Другое дело, что они уж очень по-разному и не всегда под стать своему росту и масштабу оказали себя на разных изломах своей эпохи. Ох уж эти крупные личности, что-то стало с ними случаться, едва грянула первая оттепель, появился какой никакой выбор - теперь-то, казалось, явлено будет такое, что раньше было под спудом. И что же там оказалось, что было явлено? Так ли уж были они мудры и крупны? Или вдруг для чего-то приделали к своим жизням совсем другое продолжение, все равно что к туловищу одного человека голову другого.
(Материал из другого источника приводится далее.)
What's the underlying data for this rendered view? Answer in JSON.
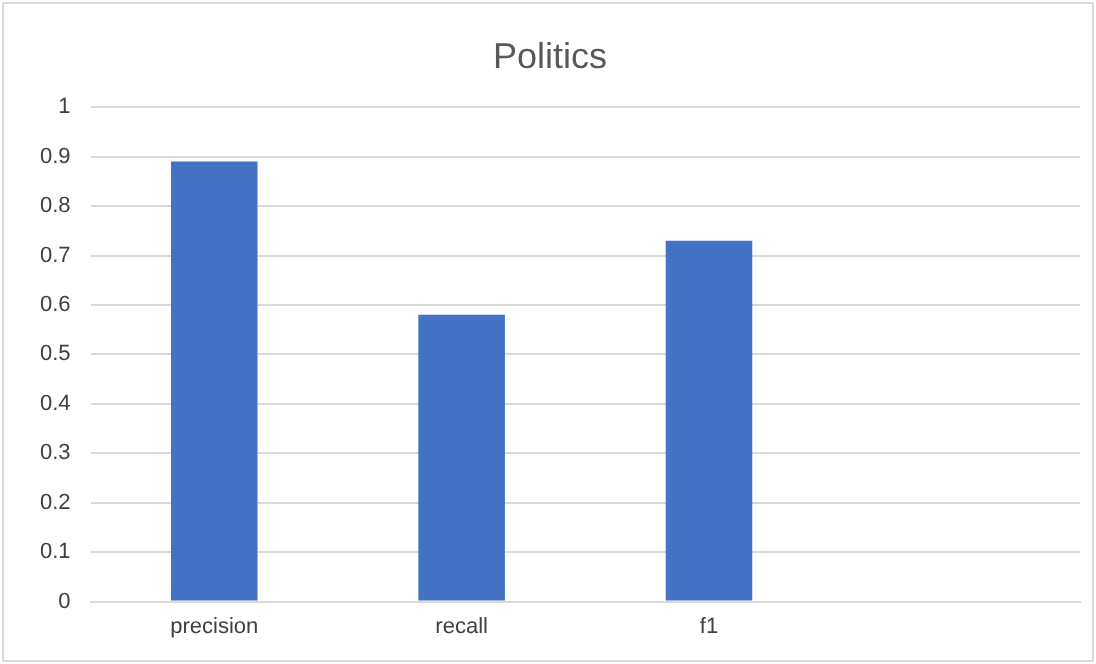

Среди тех, кто пришел клеймить провинившегося Пастернака в 1958-м, на этом позорном собрании в тогдашнем Доме кино на Воровского, имена людей, которых вот уж никак не должно было, не могло там быть, а ведь были же, а иные и выступали.
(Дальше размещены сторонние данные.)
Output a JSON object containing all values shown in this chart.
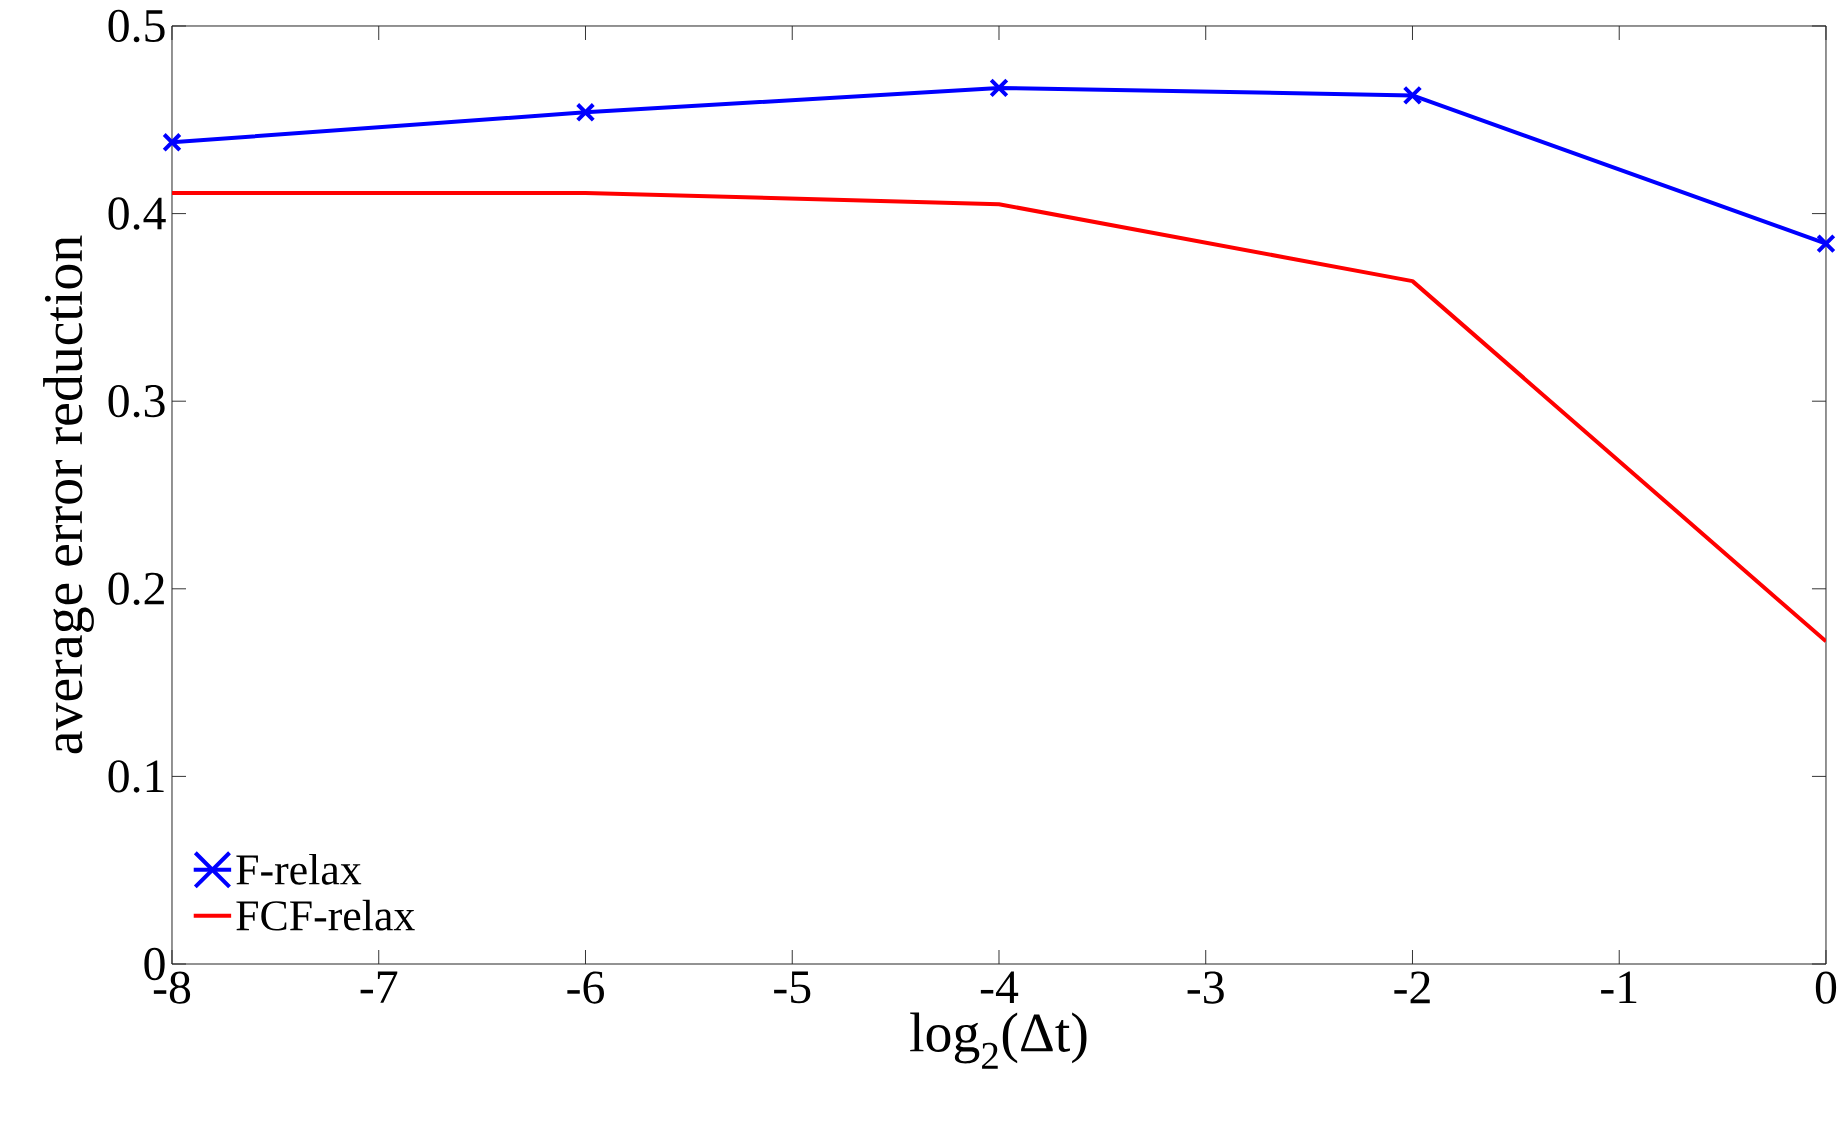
{
  "chart_data": {
    "type": "line",
    "xlabel": "log$_{2}$(Δt)",
    "ylabel": "average error reduction",
    "x": [
      -8,
      -6,
      -4,
      -2,
      0
    ],
    "series": [
      {
        "name": "F-relax",
        "color": "#0000ff",
        "marker": "cross",
        "values": [
          0.438,
          0.454,
          0.467,
          0.463,
          0.384
        ]
      },
      {
        "name": "FCF-relax",
        "color": "#ff0000",
        "marker": "none",
        "values": [
          0.411,
          0.411,
          0.405,
          0.364,
          0.172
        ]
      }
    ],
    "xlim": [
      -8,
      0
    ],
    "ylim": [
      0,
      0.5
    ],
    "xticks": [
      -8,
      -7,
      -6,
      -5,
      -4,
      -3,
      -2,
      -1,
      0
    ],
    "yticks": [
      0,
      0.1,
      0.2,
      0.3,
      0.4,
      0.5
    ],
    "grid": false,
    "legend": "bottom left",
    "line_style": "solid"
  }
}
Учитель наш Илья Львович, Илья, как мы его называли за глаза, вождь конструктивистов, друг и оппонент Маяковского ("Маякоша, любимый враг мой!"), путешественник и воин, участник эпопеи "Челюскина" в начале 30-х и обороны Кавказа в 42-м,- тоже, увы, отметился в пастернаковской истории, и не то чтобы не посмел поднять голос против, но еще и напечатал стихи - и какие, и где: в "Огоньке" у Софронова! - с грозным обращением: "А вы, поэт, обласканный врагом!", с упоминаньем о "славе Герострата" - в общем, по полной программе, как сказали бы теперь. И это, заметьте, в 58-м, когда страхи, казалось бы, остались позади, прошел XX съезд, не сажали,- вот ведь где загадка!
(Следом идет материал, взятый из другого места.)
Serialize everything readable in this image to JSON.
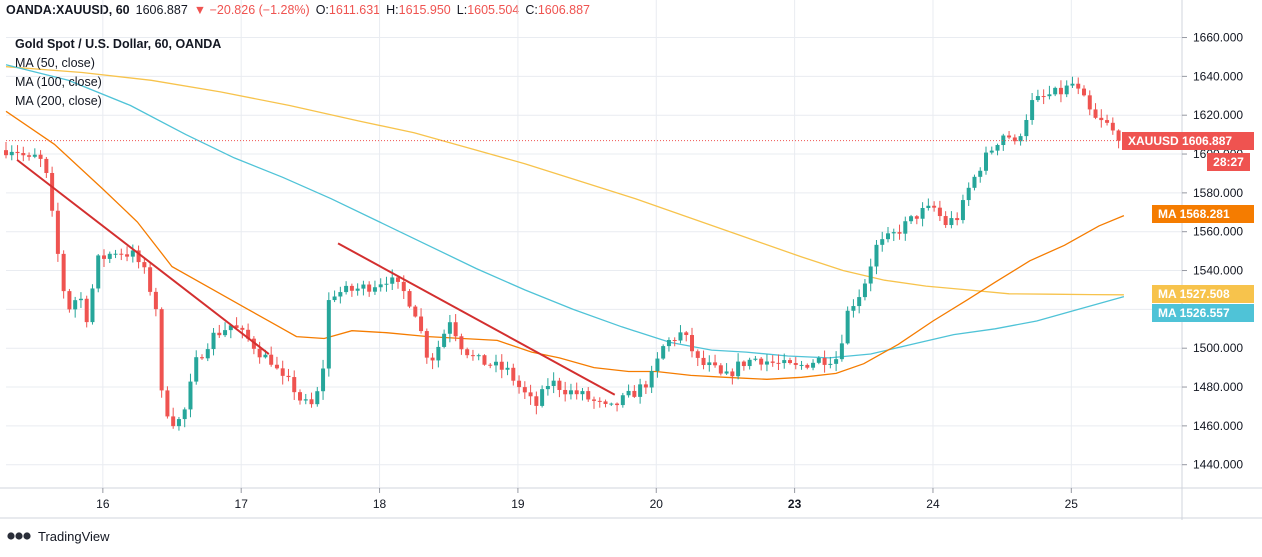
{
  "header": {
    "symbol": "OANDA:XAUUSD, 60",
    "last": "1606.887",
    "change": "▼ −20.826 (−1.28%)",
    "open_label": "O:",
    "open": "1611.631",
    "high_label": "H:",
    "high": "1615.950",
    "low_label": "L:",
    "low": "1605.504",
    "close_label": "C:",
    "close": "1606.887"
  },
  "legend": {
    "title": "Gold Spot / U.S. Dollar, 60, OANDA",
    "ma50": "MA (50, close)",
    "ma100": "MA (100, close)",
    "ma200": "MA (200, close)"
  },
  "price_labels": {
    "symbol_tag": "XAUUSD",
    "symbol_price": "1606.887",
    "countdown": "28:27",
    "ma_tag": "MA",
    "ma50_value": "1568.281",
    "ma100_value": "1526.557",
    "ma200_value": "1527.508"
  },
  "branding": {
    "name": "TradingView"
  },
  "colors": {
    "up": "#26a69a",
    "down": "#ef5350",
    "ma50": "#f57c00",
    "ma100": "#4fc3d7",
    "ma200": "#f7c34c",
    "trendline": "#d32f2f",
    "grid": "#e9ecf1"
  },
  "chart_data": {
    "type": "candlestick",
    "title": "Gold Spot / U.S. Dollar, 60, OANDA",
    "ylim": [
      1428,
      1668
    ],
    "y_ticks": [
      "1440.000",
      "1460.000",
      "1480.000",
      "1500.000",
      "1520.000",
      "1540.000",
      "1560.000",
      "1580.000",
      "1600.000",
      "1620.000",
      "1640.000",
      "1660.000"
    ],
    "x_ticks": [
      "16",
      "17",
      "18",
      "19",
      "20",
      "23",
      "24",
      "25"
    ],
    "x_tick_positions": [
      0.15,
      1.15,
      2.15,
      3.15,
      4.15,
      5.15,
      6.15,
      7.15
    ],
    "x_range": [
      -0.55,
      7.95
    ],
    "grid": true,
    "legend_position": "top-left",
    "current_price": 1606.887,
    "anchors": [
      [
        -0.55,
        1602
      ],
      [
        -0.45,
        1603
      ],
      [
        -0.33,
        1596
      ],
      [
        -0.28,
        1600
      ],
      [
        -0.22,
        1590
      ],
      [
        -0.1,
        1532
      ],
      [
        -0.05,
        1521
      ],
      [
        0.02,
        1528
      ],
      [
        0.08,
        1515
      ],
      [
        0.15,
        1545
      ],
      [
        0.28,
        1550
      ],
      [
        0.42,
        1548
      ],
      [
        0.5,
        1538
      ],
      [
        0.58,
        1520
      ],
      [
        0.62,
        1472
      ],
      [
        0.72,
        1460
      ],
      [
        0.8,
        1470
      ],
      [
        0.85,
        1491
      ],
      [
        0.98,
        1506
      ],
      [
        1.12,
        1512
      ],
      [
        1.25,
        1504
      ],
      [
        1.35,
        1496
      ],
      [
        1.43,
        1493
      ],
      [
        1.47,
        1484
      ],
      [
        1.55,
        1482
      ],
      [
        1.63,
        1472
      ],
      [
        1.72,
        1470
      ],
      [
        1.78,
        1488
      ],
      [
        1.83,
        1528
      ],
      [
        2.0,
        1530
      ],
      [
        2.12,
        1532
      ],
      [
        2.25,
        1536
      ],
      [
        2.38,
        1528
      ],
      [
        2.47,
        1516
      ],
      [
        2.52,
        1498
      ],
      [
        2.58,
        1495
      ],
      [
        2.7,
        1515
      ],
      [
        2.78,
        1502
      ],
      [
        2.88,
        1494
      ],
      [
        2.98,
        1492
      ],
      [
        3.12,
        1488
      ],
      [
        3.22,
        1478
      ],
      [
        3.32,
        1470
      ],
      [
        3.42,
        1483
      ],
      [
        3.55,
        1478
      ],
      [
        3.65,
        1476
      ],
      [
        3.75,
        1472
      ],
      [
        3.85,
        1468
      ],
      [
        3.92,
        1472
      ],
      [
        4.05,
        1478
      ],
      [
        4.15,
        1484
      ],
      [
        4.25,
        1502
      ],
      [
        4.38,
        1508
      ],
      [
        4.45,
        1499
      ],
      [
        4.5,
        1492
      ],
      [
        4.6,
        1490
      ],
      [
        4.68,
        1484
      ],
      [
        4.8,
        1492
      ],
      [
        4.92,
        1495
      ],
      [
        5.05,
        1492
      ],
      [
        5.2,
        1490
      ],
      [
        5.35,
        1494
      ],
      [
        5.5,
        1495
      ],
      [
        5.58,
        1520
      ],
      [
        5.68,
        1530
      ],
      [
        5.78,
        1552
      ],
      [
        5.9,
        1558
      ],
      [
        6.0,
        1564
      ],
      [
        6.1,
        1570
      ],
      [
        6.2,
        1572
      ],
      [
        6.28,
        1564
      ],
      [
        6.38,
        1568
      ],
      [
        6.45,
        1582
      ],
      [
        6.55,
        1596
      ],
      [
        6.65,
        1606
      ],
      [
        6.72,
        1612
      ],
      [
        6.78,
        1604
      ],
      [
        6.84,
        1614
      ],
      [
        6.9,
        1626
      ],
      [
        7.02,
        1630
      ],
      [
        7.12,
        1632
      ],
      [
        7.2,
        1636
      ],
      [
        7.28,
        1628
      ],
      [
        7.35,
        1618
      ],
      [
        7.45,
        1615
      ],
      [
        7.53,
        1608
      ]
    ],
    "ma50_points": [
      [
        -0.55,
        1622
      ],
      [
        -0.2,
        1605
      ],
      [
        0.15,
        1582
      ],
      [
        0.4,
        1565
      ],
      [
        0.65,
        1542
      ],
      [
        0.95,
        1530
      ],
      [
        1.2,
        1520
      ],
      [
        1.4,
        1512
      ],
      [
        1.55,
        1506
      ],
      [
        1.75,
        1505
      ],
      [
        1.95,
        1509
      ],
      [
        2.2,
        1508
      ],
      [
        2.5,
        1506
      ],
      [
        2.75,
        1505
      ],
      [
        3.0,
        1504
      ],
      [
        3.25,
        1498
      ],
      [
        3.45,
        1495
      ],
      [
        3.7,
        1490
      ],
      [
        3.95,
        1488
      ],
      [
        4.15,
        1488
      ],
      [
        4.4,
        1486
      ],
      [
        4.65,
        1485
      ],
      [
        4.95,
        1484
      ],
      [
        5.2,
        1485
      ],
      [
        5.45,
        1487
      ],
      [
        5.65,
        1492
      ],
      [
        5.9,
        1502
      ],
      [
        6.15,
        1514
      ],
      [
        6.4,
        1525
      ],
      [
        6.6,
        1534
      ],
      [
        6.85,
        1545
      ],
      [
        7.1,
        1553
      ],
      [
        7.35,
        1563
      ],
      [
        7.53,
        1568.3
      ]
    ],
    "ma100_points": [
      [
        -0.55,
        1646
      ],
      [
        -0.1,
        1638
      ],
      [
        0.35,
        1625
      ],
      [
        0.75,
        1610
      ],
      [
        1.1,
        1598
      ],
      [
        1.45,
        1588
      ],
      [
        1.8,
        1577
      ],
      [
        2.15,
        1565
      ],
      [
        2.5,
        1553
      ],
      [
        2.85,
        1541
      ],
      [
        3.2,
        1530
      ],
      [
        3.55,
        1520
      ],
      [
        3.9,
        1511
      ],
      [
        4.25,
        1503
      ],
      [
        4.55,
        1499
      ],
      [
        4.8,
        1498
      ],
      [
        5.1,
        1496
      ],
      [
        5.4,
        1495
      ],
      [
        5.7,
        1497
      ],
      [
        6.0,
        1502
      ],
      [
        6.3,
        1507
      ],
      [
        6.6,
        1510
      ],
      [
        6.9,
        1514
      ],
      [
        7.2,
        1520
      ],
      [
        7.53,
        1526.6
      ]
    ],
    "ma200_points": [
      [
        -0.55,
        1645
      ],
      [
        0.0,
        1642
      ],
      [
        0.5,
        1638
      ],
      [
        1.0,
        1632
      ],
      [
        1.5,
        1625
      ],
      [
        2.0,
        1617
      ],
      [
        2.4,
        1611
      ],
      [
        2.8,
        1603
      ],
      [
        3.2,
        1595
      ],
      [
        3.6,
        1586
      ],
      [
        4.0,
        1577
      ],
      [
        4.4,
        1567
      ],
      [
        4.8,
        1557
      ],
      [
        5.2,
        1547
      ],
      [
        5.5,
        1540
      ],
      [
        5.8,
        1535
      ],
      [
        6.1,
        1532
      ],
      [
        6.4,
        1530
      ],
      [
        6.7,
        1528
      ],
      [
        7.0,
        1527.8
      ],
      [
        7.3,
        1527.6
      ],
      [
        7.53,
        1527.5
      ]
    ],
    "trendlines": [
      {
        "from": [
          -0.47,
          1597
        ],
        "to": [
          1.35,
          1497
        ]
      },
      {
        "from": [
          1.85,
          1554
        ],
        "to": [
          3.85,
          1476
        ]
      }
    ]
  }
}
"Пока не требует поэта к священной жертве Аполлон..." Увы, при всем своем даровании, при всей осанке кумир наш страдал - и это вспомнилось в те дни,- страдал по неполученной Сталинской премии, завидуя счастливчикам и баловням, которые, как Симонов или Михалков, навесили на грудь по полдесятку медалей. Что ему эти премии, а ведь как страдал! И до чего же ему всю жизнь не везло с властями. В годы войны его патриотическое стихотворение "России", сильное и красивое до сих пор, попалось на глаза Сталину, кажется, в "Комсомолке" или "Известиях", и последовал грубый окрик в "Правде". Не понравилось, не подошло... Уже в году 50-м он вдруг придумал какой-то "социалистический романтизм" - уж, казалось бы, чего лучше,- и опять "не попал": теперь его одернул Фадеев, обвинив в ревизии основ... Потом он, видимо, опять захотел понравиться и на этот раз принес в жертву собственные ранее написанные стихи: открываешь последние сборники и диву даешься: все перекорежено - отредактировано, приглажено самим автором. Ты помнил наизусть: "Я мечтаю о дружбе изуверской,/ Потрясающей, как слово клятва". Теперь: "Я мечтаю о пламенной дружбе". И так на каждой странице! И беда еще в том,- мы когда-то говорили об этом с Борисом Слуцким, он был в комиссии по наследию,- что это как бы прижизненная редакция самого автора и, значит, так уже и останется навсегда.